Evelyn laughed and shook her head, saying, “Galeries Lafayette is closed on Monday, I remember that from last time.”

“Then on Tuesday. On Monday you’ll have your hair done. But today—” he pointed a finger at her “—today you come with me to Carrie Gillespie’s.”

The thought was cheering — Edward himself was cheering — but a moping mood is hard to break. Evelyn spread her hands helplessly, looking down at herself. “I’m not dressed.
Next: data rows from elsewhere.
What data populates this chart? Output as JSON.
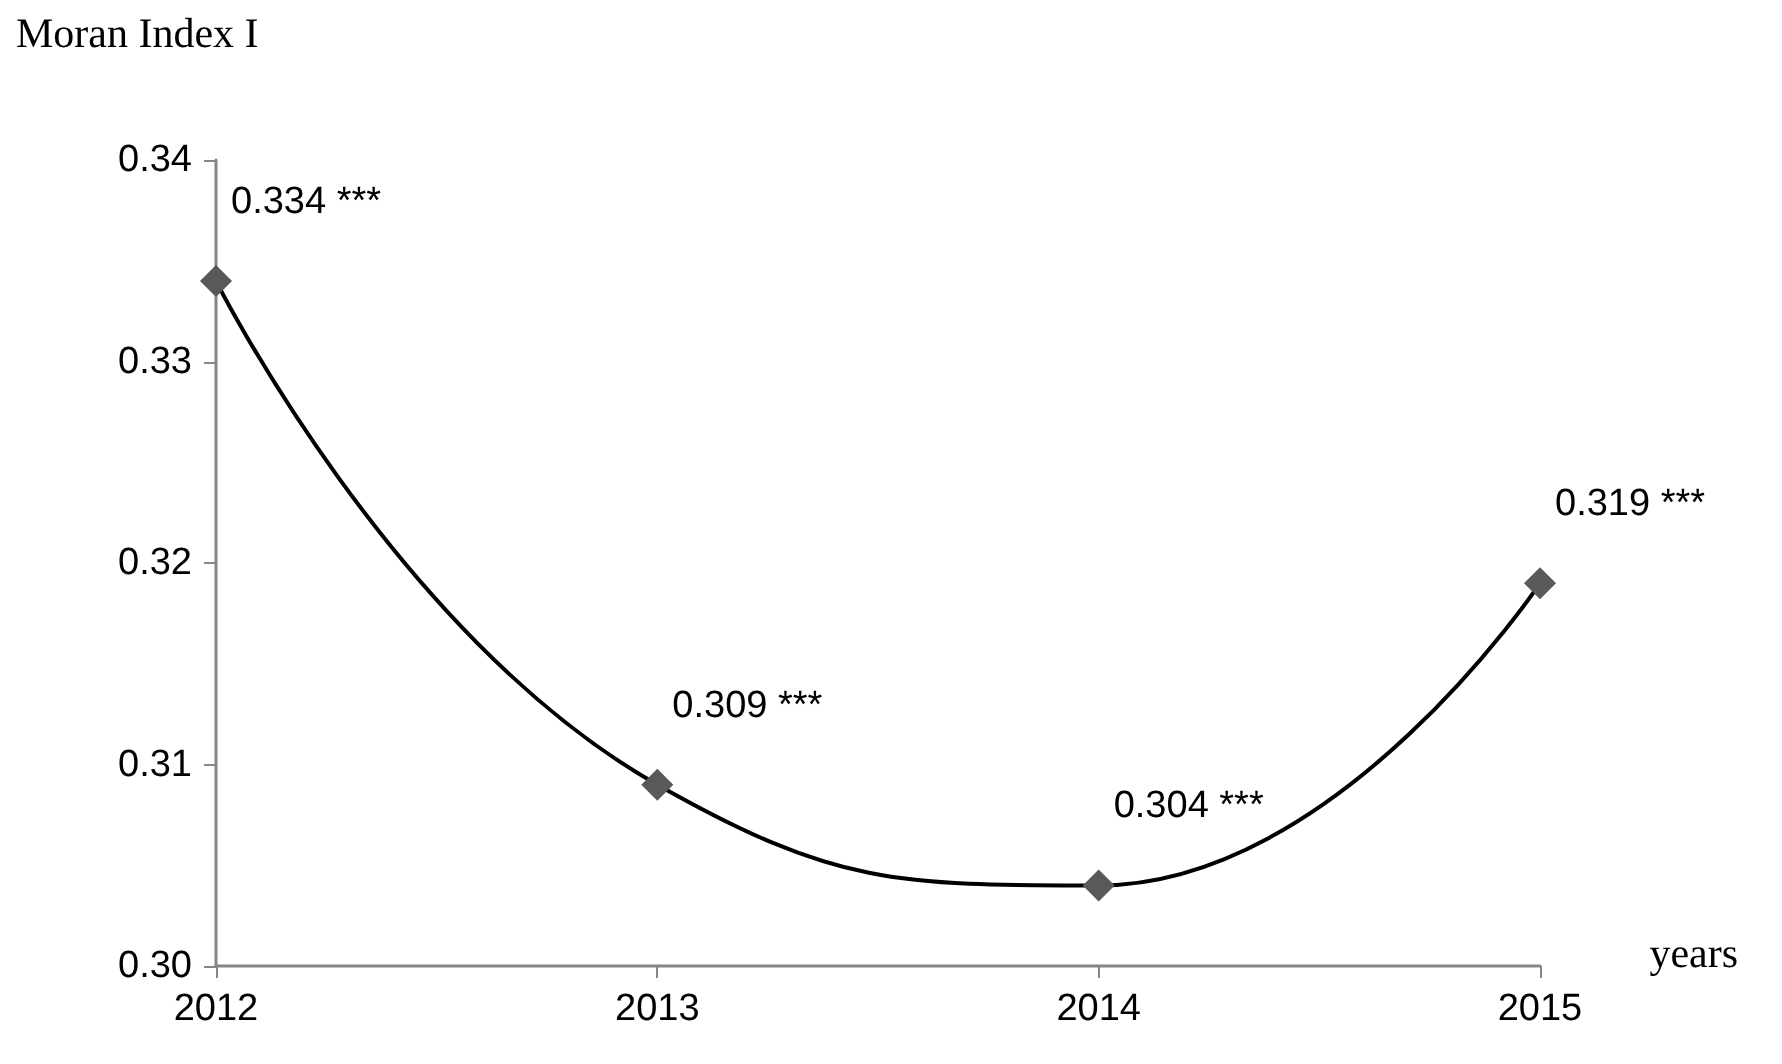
{
  "chart_data": {
    "type": "line",
    "ylabel": "Moran Index I",
    "xlabel": "years",
    "categories": [
      "2012",
      "2013",
      "2014",
      "2015"
    ],
    "series": [
      {
        "color": "#595959",
        "values": [
          0.334,
          0.309,
          0.304,
          0.319
        ],
        "value_labels": [
          "0.334 ***",
          "0.309 ***",
          "0.304 ***",
          "0.319 ***"
        ]
      }
    ],
    "ylim": [
      0.3,
      0.34
    ],
    "yticks": [
      {
        "value": 0.3,
        "label": "0.30"
      },
      0.31,
      0.32,
      0.33,
      0.34
    ],
    "marker": "diamond",
    "line_style": "solid",
    "grid": false
  }
}
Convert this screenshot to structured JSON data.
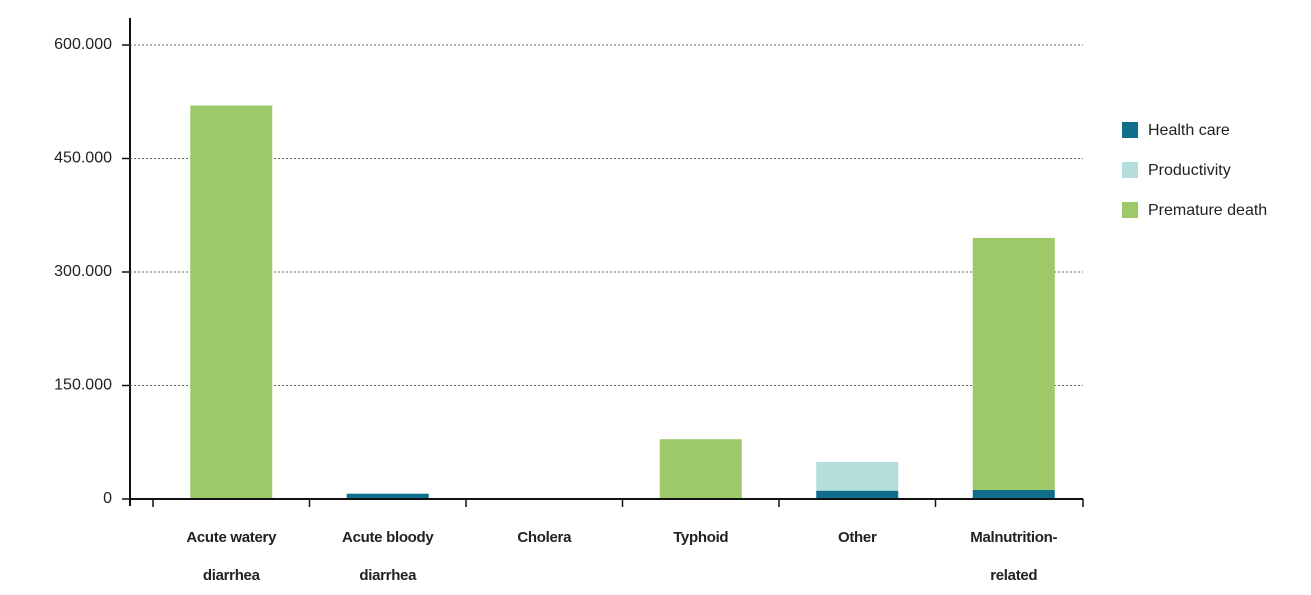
{
  "chart_data": {
    "type": "stacked_bar",
    "categories": [
      "Acute watery diarrhea",
      "Acute bloody diarrhea",
      "Cholera",
      "Typhoid",
      "Other",
      "Malnutrition-related"
    ],
    "series": [
      {
        "name": "Health care",
        "color": "#0e6e8c",
        "values": [
          0,
          7000,
          0,
          1000,
          11000,
          12000
        ]
      },
      {
        "name": "Productivity",
        "color": "#b3dedb",
        "values": [
          0,
          0,
          0,
          0,
          38000,
          0
        ]
      },
      {
        "name": "Premature death",
        "color": "#9dc96a",
        "values": [
          520000,
          0,
          0,
          78000,
          0,
          333000
        ]
      }
    ],
    "ylim": [
      0,
      600000
    ],
    "yticks": [
      0,
      {
        "value": 150000,
        "label": "150.000"
      },
      {
        "value": 300000,
        "label": "300.000"
      },
      {
        "value": 450000,
        "label": "450.000"
      },
      {
        "value": 600000,
        "label": "600.000"
      }
    ],
    "grid": true,
    "legend": "right"
  }
}
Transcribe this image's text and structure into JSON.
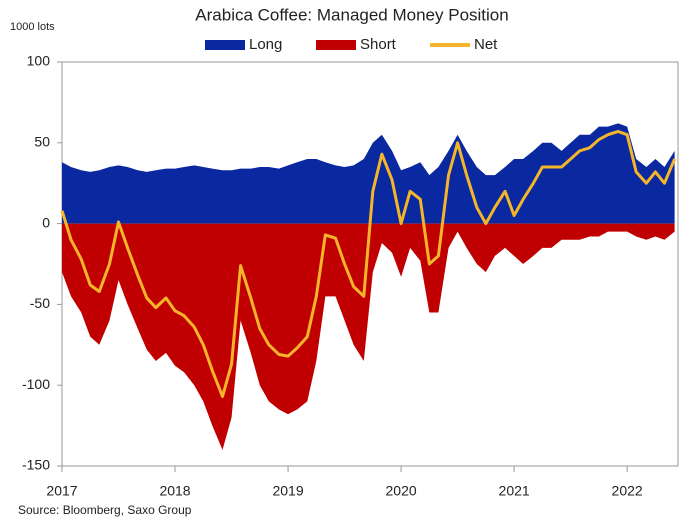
{
  "chart_data": {
    "type": "area-line",
    "title": "Arabica Coffee: Managed Money Position",
    "y_label": "1000 lots",
    "source": "Source: Bloomberg, Saxo Group",
    "x": [
      2017,
      2017.08,
      2017.17,
      2017.25,
      2017.33,
      2017.42,
      2017.5,
      2017.58,
      2017.67,
      2017.75,
      2017.83,
      2017.92,
      2018,
      2018.08,
      2018.17,
      2018.25,
      2018.33,
      2018.42,
      2018.5,
      2018.58,
      2018.67,
      2018.75,
      2018.83,
      2018.92,
      2019,
      2019.08,
      2019.17,
      2019.25,
      2019.33,
      2019.42,
      2019.5,
      2019.58,
      2019.67,
      2019.75,
      2019.83,
      2019.92,
      2020,
      2020.08,
      2020.17,
      2020.25,
      2020.33,
      2020.42,
      2020.5,
      2020.58,
      2020.67,
      2020.75,
      2020.83,
      2020.92,
      2021,
      2021.08,
      2021.17,
      2021.25,
      2021.33,
      2021.42,
      2021.5,
      2021.58,
      2021.67,
      2021.75,
      2021.83,
      2021.92,
      2022,
      2022.08,
      2022.17,
      2022.25,
      2022.33,
      2022.42
    ],
    "series": [
      {
        "name": "Long",
        "color": "#0a28a0",
        "kind": "area",
        "values": [
          38,
          35,
          33,
          32,
          33,
          35,
          36,
          35,
          33,
          32,
          33,
          34,
          34,
          35,
          36,
          35,
          34,
          33,
          33,
          34,
          34,
          35,
          35,
          34,
          36,
          38,
          40,
          40,
          38,
          36,
          35,
          36,
          40,
          50,
          55,
          45,
          33,
          35,
          38,
          30,
          35,
          45,
          55,
          45,
          35,
          30,
          30,
          35,
          40,
          40,
          45,
          50,
          50,
          45,
          50,
          55,
          55,
          60,
          60,
          62,
          60,
          40,
          35,
          40,
          35,
          45
        ]
      },
      {
        "name": "Short",
        "color": "#c00000",
        "kind": "area",
        "values": [
          -30,
          -45,
          -55,
          -70,
          -75,
          -60,
          -35,
          -50,
          -65,
          -78,
          -85,
          -80,
          -88,
          -92,
          -100,
          -110,
          -125,
          -140,
          -120,
          -60,
          -80,
          -100,
          -110,
          -115,
          -118,
          -115,
          -110,
          -85,
          -45,
          -45,
          -60,
          -75,
          -85,
          -30,
          -12,
          -18,
          -33,
          -15,
          -23,
          -55,
          -55,
          -15,
          -5,
          -15,
          -25,
          -30,
          -20,
          -15,
          -20,
          -25,
          -20,
          -15,
          -15,
          -10,
          -10,
          -10,
          -8,
          -8,
          -5,
          -5,
          -5,
          -8,
          -10,
          -8,
          -10,
          -5
        ]
      },
      {
        "name": "Net",
        "color": "#f5b52a",
        "kind": "line",
        "values": [
          8,
          -10,
          -22,
          -38,
          -42,
          -25,
          1,
          -15,
          -32,
          -46,
          -52,
          -46,
          -54,
          -57,
          -64,
          -75,
          -91,
          -107,
          -87,
          -26,
          -46,
          -65,
          -75,
          -81,
          -82,
          -77,
          -70,
          -45,
          -7,
          -9,
          -25,
          -39,
          -45,
          20,
          43,
          27,
          0,
          20,
          15,
          -25,
          -20,
          30,
          50,
          30,
          10,
          0,
          10,
          20,
          5,
          15,
          25,
          35,
          35,
          35,
          40,
          45,
          47,
          52,
          55,
          57,
          55,
          32,
          25,
          32,
          25,
          40
        ]
      }
    ],
    "xlim": [
      2017,
      2022.45
    ],
    "xticks": [
      2017,
      2018,
      2019,
      2020,
      2021,
      2022
    ],
    "ylim": [
      -150,
      100
    ],
    "yticks": [
      -150,
      -100,
      -50,
      0,
      50,
      100
    ]
  }
}
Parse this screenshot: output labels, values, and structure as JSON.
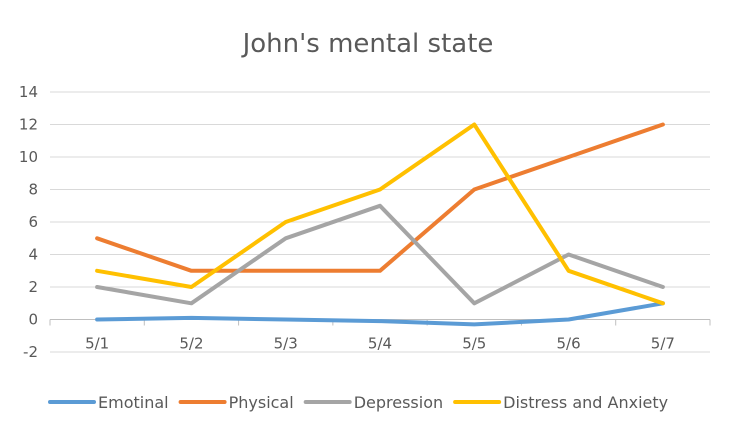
{
  "chart_data": {
    "type": "line",
    "title": "John's mental state",
    "xlabel": "",
    "ylabel": "",
    "categories": [
      "5/1",
      "5/2",
      "5/3",
      "5/4",
      "5/5",
      "5/6",
      "5/7"
    ],
    "ylim": [
      -2,
      14
    ],
    "yticks": [
      "14",
      "12",
      "10",
      "8",
      "6",
      "4",
      "2",
      "0",
      "-2"
    ],
    "ytick_values": [
      14,
      12,
      10,
      8,
      6,
      4,
      2,
      0,
      -2
    ],
    "grid": true,
    "legend_position": "bottom",
    "series": [
      {
        "name": "Emotinal",
        "color": "#5B9BD5",
        "values": [
          0,
          0.1,
          0,
          -0.1,
          -0.3,
          0,
          1
        ]
      },
      {
        "name": "Physical",
        "color": "#ED7D31",
        "values": [
          5,
          3,
          3,
          3,
          8,
          10,
          12
        ]
      },
      {
        "name": "Depression",
        "color": "#A5A5A5",
        "values": [
          2,
          1,
          5,
          7,
          1,
          4,
          2
        ]
      },
      {
        "name": "Distress and Anxiety",
        "color": "#FFC000",
        "values": [
          3,
          2,
          6,
          8,
          12,
          3,
          1
        ]
      }
    ]
  }
}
I’d have to change.”

There was a newspaper in Edward’s suitcoat pocket, jutting up against his elbow, and he now plucked it out and waggled it in the air. “The exact reason,” he said, “I brought along Le Monde. Take all the time you want, I read French as slowly as ever.”

The mope abruptly dissolved, like salt in water. Evelyn smiled and said, “I’ll be ten minutes.”

v

Carrie Smith Gillespie was what is known as a character. She had all the money she would ever need, so when her husband George had died four years before she’d moved permanently to Paris, to this spacious airy apartment on Boulevard Anatole France, overlooking the Bois de Boulogne, where she’d determined to set herself up as a hostess in the grand manner, with a salon that would be second to none. The desire was a bit old-fashioned, but the strength of Carrie’s personality kept it from being foolish. And if her guests ran heavily to American diplomats and lightly to European artists and intelligentsia, it was still a reasonable facsimile of what she’d had in mind. Better, in a way, since this way her guests tended to speak in a language she understood, her French being next to nonexistent.